Our second, equally important task will be to identify novel biomarkers of sarcopenia. Biomarkers derived from blood or urine can easily be measured in a standardized, high-throughput, and low-cost way (for example by ELISA) and are therefore very desirable. The serum makers that we currently have mostly all relate to inflammation (like tumor necrosis factor-α or interleukin-6) and are not at all muscle-specific. One prominent muscle-specific hormone strongly inhibiting muscle mass is the transforming growth factor-β-related protein myostatin [20]. Myostatin is mainly expressed in skeletal muscle and in minor quantities also in fat and heart [20]. Importantly, myostatin is present in serum, and local overexpression of myostatin as well as peripheral myostatin overexpression (for example, in the heart) in mice leads to a dramatic reduction in skeletal muscle mass [21, 22]. Unfortunately, a reliable assay to quantify myostatin in human serum or plasma is still lacking, but once this hurdle is taken, myostatin is clearly high on the list of candidate biomarkers of sarcopenia. In addition to biomarkers that relate to pathogenesis, others could indicate the impairment in muscle function. As already alluded to above, we speculate that the endocrine release of myokines from skeletal muscle might be impaired in pathological sarcopenia, and therefore myokines could serve as good biomarkers to monitor endocrine muscle function.
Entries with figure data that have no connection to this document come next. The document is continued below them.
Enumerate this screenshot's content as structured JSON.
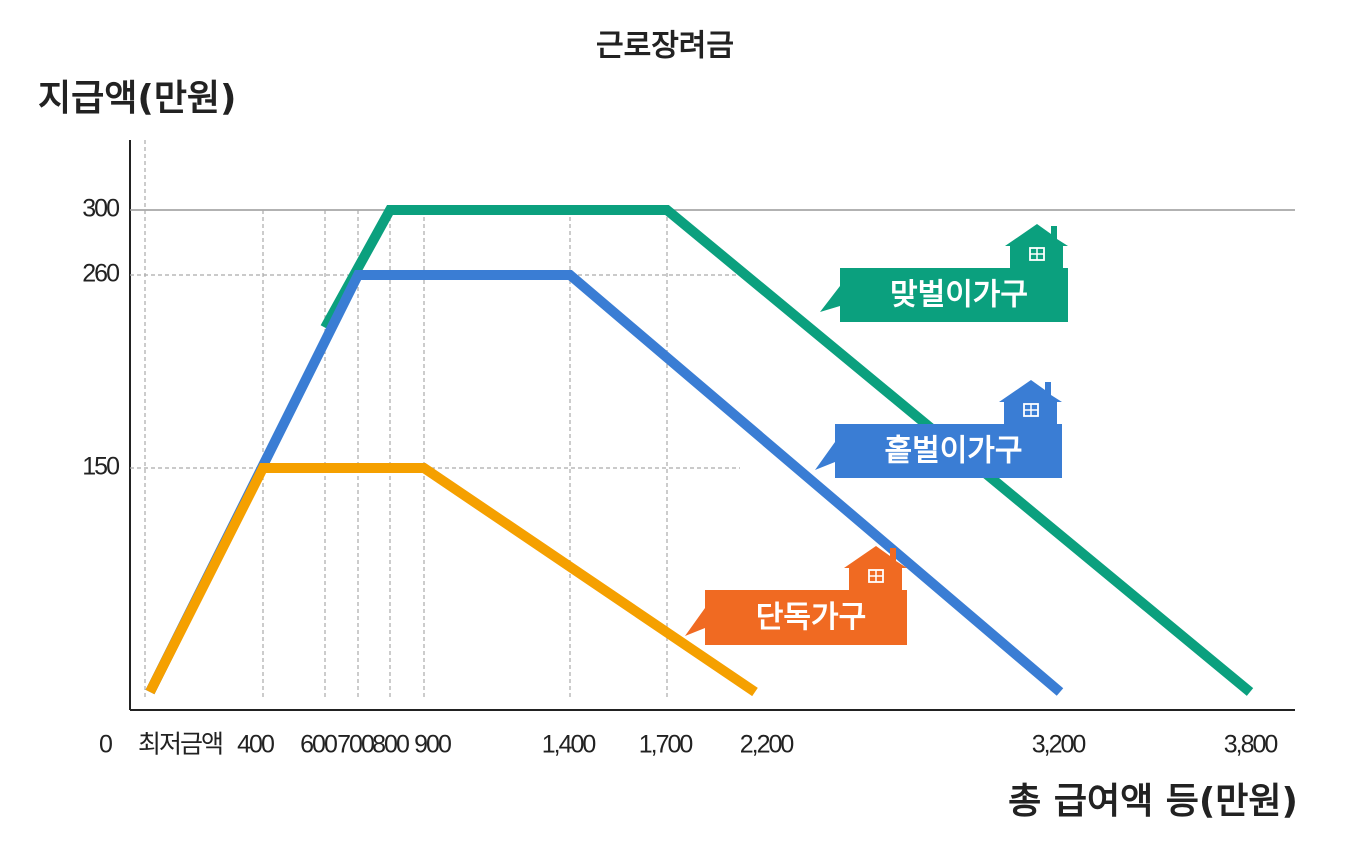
{
  "chart_data": {
    "type": "line",
    "title": "근로장려금",
    "y_label": "지급액(만원)",
    "x_label": "총 급여액 등(만원)",
    "categories": [
      "0",
      "최저금액",
      "400",
      "600",
      "700",
      "800",
      "900",
      "1,400",
      "1,700",
      "2,200",
      "3,200",
      "3,800"
    ],
    "series": [
      {
        "name": "맞벌이가구",
        "color": "#0ba07e",
        "label_color": "#0ba07e",
        "x": [
          "600",
          "800",
          "1,700",
          "3,800"
        ],
        "values": [
          230,
          300,
          300,
          0
        ]
      },
      {
        "name": "홑벌이가구",
        "color": "#3a7dd4",
        "label_color": "#3a7dd4",
        "x": [
          "최저금액",
          "700",
          "1,400",
          "3,200"
        ],
        "values": [
          0,
          260,
          260,
          0
        ]
      },
      {
        "name": "단독가구",
        "color": "#f5a000",
        "label_color": "#f06a22",
        "x": [
          "최저금액",
          "400",
          "900",
          "2,200"
        ],
        "values": [
          0,
          150,
          150,
          0
        ]
      }
    ],
    "ylim": [
      0,
      340
    ],
    "yticks": [
      150,
      260,
      300
    ],
    "grid": true
  }
}
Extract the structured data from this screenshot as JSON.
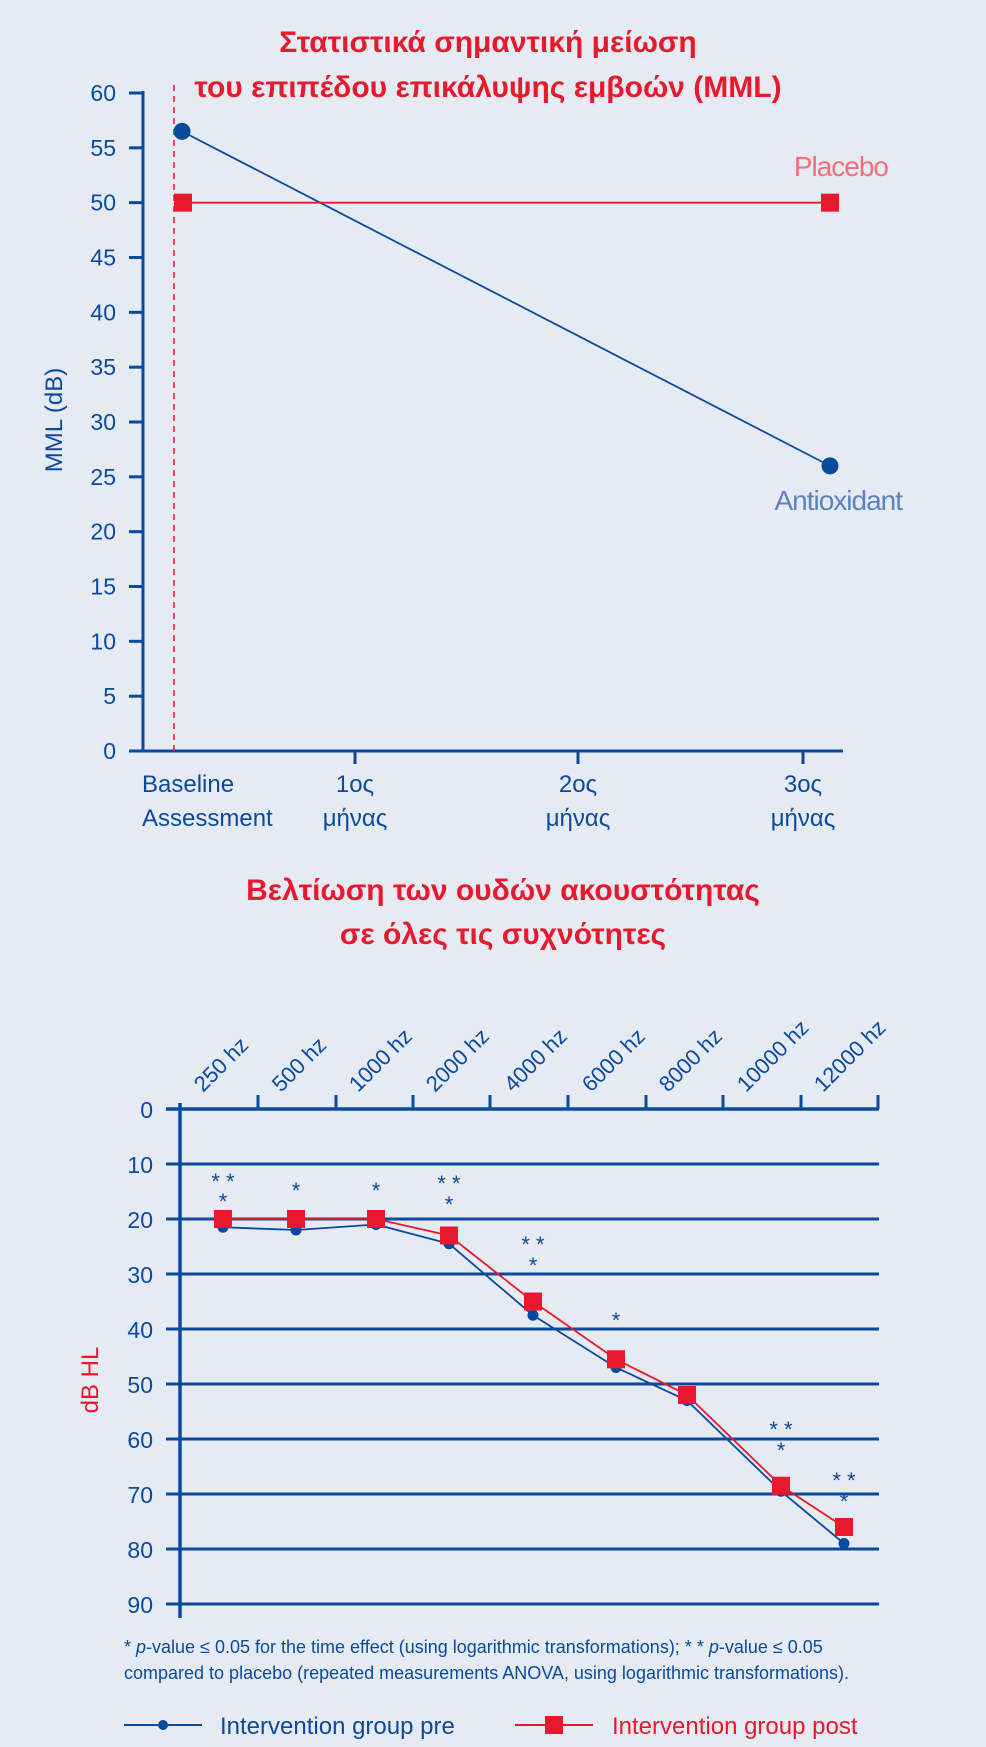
{
  "colors": {
    "navy": "#0a4a9c",
    "red": "#e8192c",
    "background": "#e6eaf3",
    "placebo_label": "#f0707c",
    "antiox_label": "#5b82c0"
  },
  "chart_data": [
    {
      "type": "line",
      "title_lines": [
        "Στατιστικά σημαντική μείωση",
        "του επιπέδου επικάλυψης εμβοών (MML)"
      ],
      "ylabel": "MML (dB)",
      "ylim": [
        0,
        60
      ],
      "yticks": [
        "0",
        "5",
        "10",
        "15",
        "20",
        "25",
        "30",
        "35",
        "40",
        "45",
        "50",
        "55",
        "60"
      ],
      "categories": [
        {
          "line1": "Baseline",
          "line2": "Assessment"
        },
        {
          "line1": "1ος",
          "line2": "μήνας"
        },
        {
          "line1": "2ος",
          "line2": "μήνας"
        },
        {
          "line1": "3ος",
          "line2": "μήνας"
        }
      ],
      "series": [
        {
          "name": "Antioxidant",
          "x": [
            "Baseline",
            "3ος μήνας"
          ],
          "values": [
            56.5,
            26
          ],
          "color": "#0a4a9c",
          "marker": "circle"
        },
        {
          "name": "Placebo",
          "x": [
            "Baseline",
            "3ος μήνας"
          ],
          "values": [
            50,
            50
          ],
          "color": "#e8192c",
          "marker": "square"
        }
      ],
      "baseline_marker": "dashed-vertical-line"
    },
    {
      "type": "line",
      "title_lines": [
        "Βελτίωση των ουδών ακουστότητας",
        "σε όλες τις συχνότητες"
      ],
      "ylabel": "dB HL",
      "ylim": [
        0,
        90
      ],
      "y_inverted": true,
      "yticks": [
        "0",
        "10",
        "20",
        "30",
        "40",
        "50",
        "60",
        "70",
        "80",
        "90"
      ],
      "categories": [
        "250 hz",
        "500 hz",
        "1000 hz",
        "2000 hz",
        "4000 hz",
        "6000 hz",
        "8000 hz",
        "10000 hz",
        "12000 hz"
      ],
      "series": [
        {
          "name": "Intervention group pre",
          "values": [
            21.5,
            22,
            21,
            24.5,
            37.5,
            47,
            53,
            69.5,
            79
          ],
          "color": "#0a4a9c",
          "marker": "circle"
        },
        {
          "name": "Intervention group post",
          "values": [
            20,
            20,
            20,
            23,
            35,
            45.5,
            52,
            68.5,
            76
          ],
          "color": "#e8192c",
          "marker": "square"
        }
      ],
      "significance": [
        {
          "category": "250 hz",
          "top": "* *",
          "bottom": "*"
        },
        {
          "category": "500 hz",
          "top": "",
          "bottom": "*"
        },
        {
          "category": "1000 hz",
          "top": "",
          "bottom": "*"
        },
        {
          "category": "2000 hz",
          "top": "* *",
          "bottom": "*"
        },
        {
          "category": "4000 hz",
          "top": "* *",
          "bottom": "*"
        },
        {
          "category": "6000 hz",
          "top": "",
          "bottom": "*"
        },
        {
          "category": "10000 hz",
          "top": "* *",
          "bottom": "*"
        },
        {
          "category": "12000 hz",
          "top": "* *",
          "bottom": "*"
        }
      ],
      "footnote_lines": [
        "* p-value ≤ 0.05 for the time effect (using logarithmic transformations); * * p-value ≤ 0.05",
        "compared to placebo (repeated measurements ANOVA, using logarithmic transformations)."
      ],
      "legend": [
        {
          "label": "Intervention group pre",
          "marker": "circle",
          "color": "#0a4a9c"
        },
        {
          "label": "Intervention group post",
          "marker": "square",
          "color": "#e8192c"
        }
      ]
    }
  ]
}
One myokine high on the list of potential candidates in this regard is irisin, which was just recently identified [10].

Once the first clinical trials in sarcopenic patients have been conducted and therefore serum samples of well-characterized patients (according to the suggestions by Cesari et al. [18] in this issue of the Journal of Cachexia, Sarcopenia and Muscle [18]) are available, these (and more) potential serum biomarkers need to be tested at first in these cohorts. It is very likely that novel biomarkers will not only provide information about the diagnosis and prognosis of sarcopenic patients but also reveal crucial pathomechanisms and, most importantly, might lead the way to successful therapies.